Awal Mula (1)

703 42 16
                                    

"Dimas?"

Gadis itu memandang lelaki yang tengah tertawa bersama teman-temannya dengan mata berbinar. Namun, memang tidak bisa dipungkiri, ada sirat kecewa, sakit hati, dan meminta penjelasan terlihat jelas di tatapan yang juga menyorotkan kasih sayang tersebut. Lelaki itu membalas tatapannya dengan penuh cinta dan kasih sayang, sama halnya seperti ketika mereka pertama kali berjumpa.  Senyum lebar terlukis di wajah rupawannya hingga memperlihatkan deretan gigi rapih miliknya.

"Dita?"

Dalam hitungan sepersekian detik, Dimas sudah memeluk Dita yang masih membeku di tempatnya. Tak pernah sedetik pun Dita pernah mengira apa yang telah bertahun-tahun menjadi khayalannya akan terwujud. Sudah bertahun-tahun lamanya Dita berusaha melupakan Dimas, walau jauh di dalam hatinya, Dita sangat merindukan Dimas. Dita selalu kira, kembali di dalam dekapan seorang Dimas hanyalah angan-angan semata. Tapi kini, itu terjadi. Dimas memeluknya erat, bagaikan tidak ingin kehilangan dirinya lagi. Sungguh, diri Dita kini terbang di langit-langit, menyapa awan yang sering ia sapa dahulu kala ketika Dimas masih menjadi miliknya.

"Bengong-nya gak perlu sampe segitunya kali, Dit. Gue tau gue ganteng kok," ucap Dimas sambil menaik-turunkan alisnya. Tidak pernah berubah, sama seperti dulu.

"Gak berubah ya lo, Dim. Pede-nya masih tingkat dewa Yunani," cibir Dita. Dimas hanya terkekeh mendengarnya.

Baru saja Dita akan membuka mulutnya, bel sudah berbunyi. Dengan terpaksa, dia menahan kembali hal-hal yang ingin ia tanyakan. Ini terlalu membingungkan, walaupun jujur Dita bahagia karena semua kejadian ini.
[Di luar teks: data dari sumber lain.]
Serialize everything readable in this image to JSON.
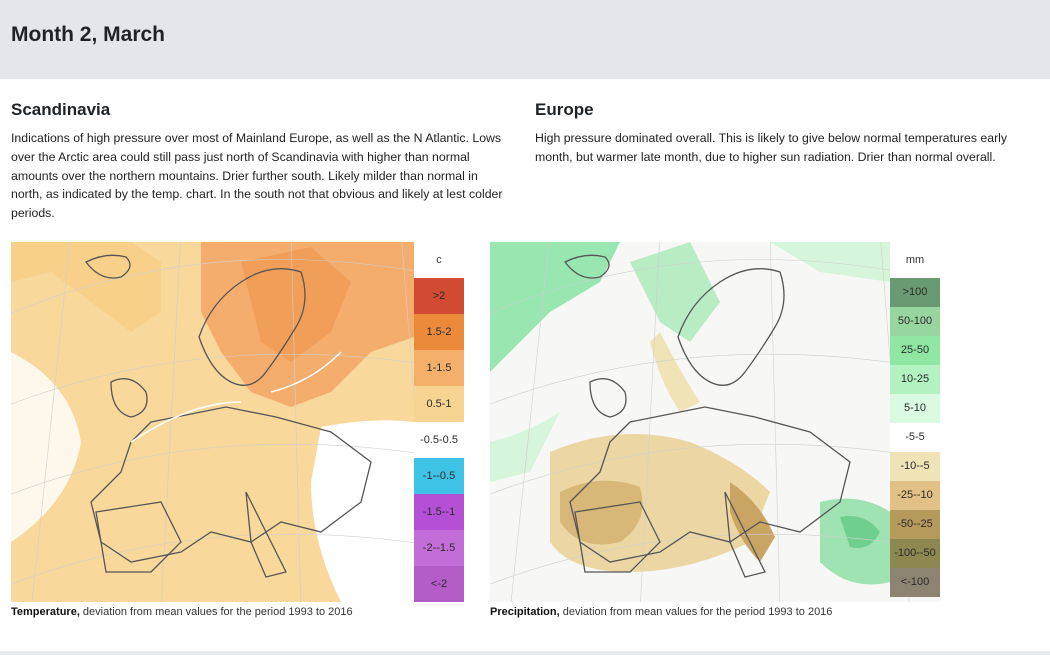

"Yaudah, sampai ketemu pas istirahat ya, Dit. Gue X-IPS III, Lo?"

"X-IPA I, see you,"

"See you," ucap Dimas diikuti dengan senyuman maut miliknya. Dita membalasnya dengan lambaian tangan, dan senyuman manisnya pula.

***

"Gila, demi sempak kuda liar, itu tadi si Madam Loren ngomong apa coba? Pala gue pusing sumpah!"

"Pusing pala lu peyang, kerjaan lo aja bangun-tidur-bangun-tidur, heran gue lo bisa masuk IPA-I,"
Dita hanya terkekeh melihat tingkah laku sahabat-sahabatnya tersebut. Dita yang biasanya akan ikut mengomentari, kini hanya diam. Pikiran Dita masih berkecamuk, penuh dengan Dimas, dan kejadian tadi pagi. Dita bahkan masih belum yakin bahwa itu nyata, bukan sekadar tidak percaya, tapi memang semenjak Dita menginjakkan kakinya di sekolah ini pun Dita memang belum pernah melihat Dimas yang cukup tidak memungkinkan jika Dimas memang bersekolah di sana semenjak awal tahun ajaran. Dita yang mudah bergaul dan dikenal semua orang dengan keramahannya, dan Dimas yang memang sudah dianugerahi kepopuleran didukung oleh paras tampannya tidak mungkin tidak mengetahui keberadaan satu sama lain.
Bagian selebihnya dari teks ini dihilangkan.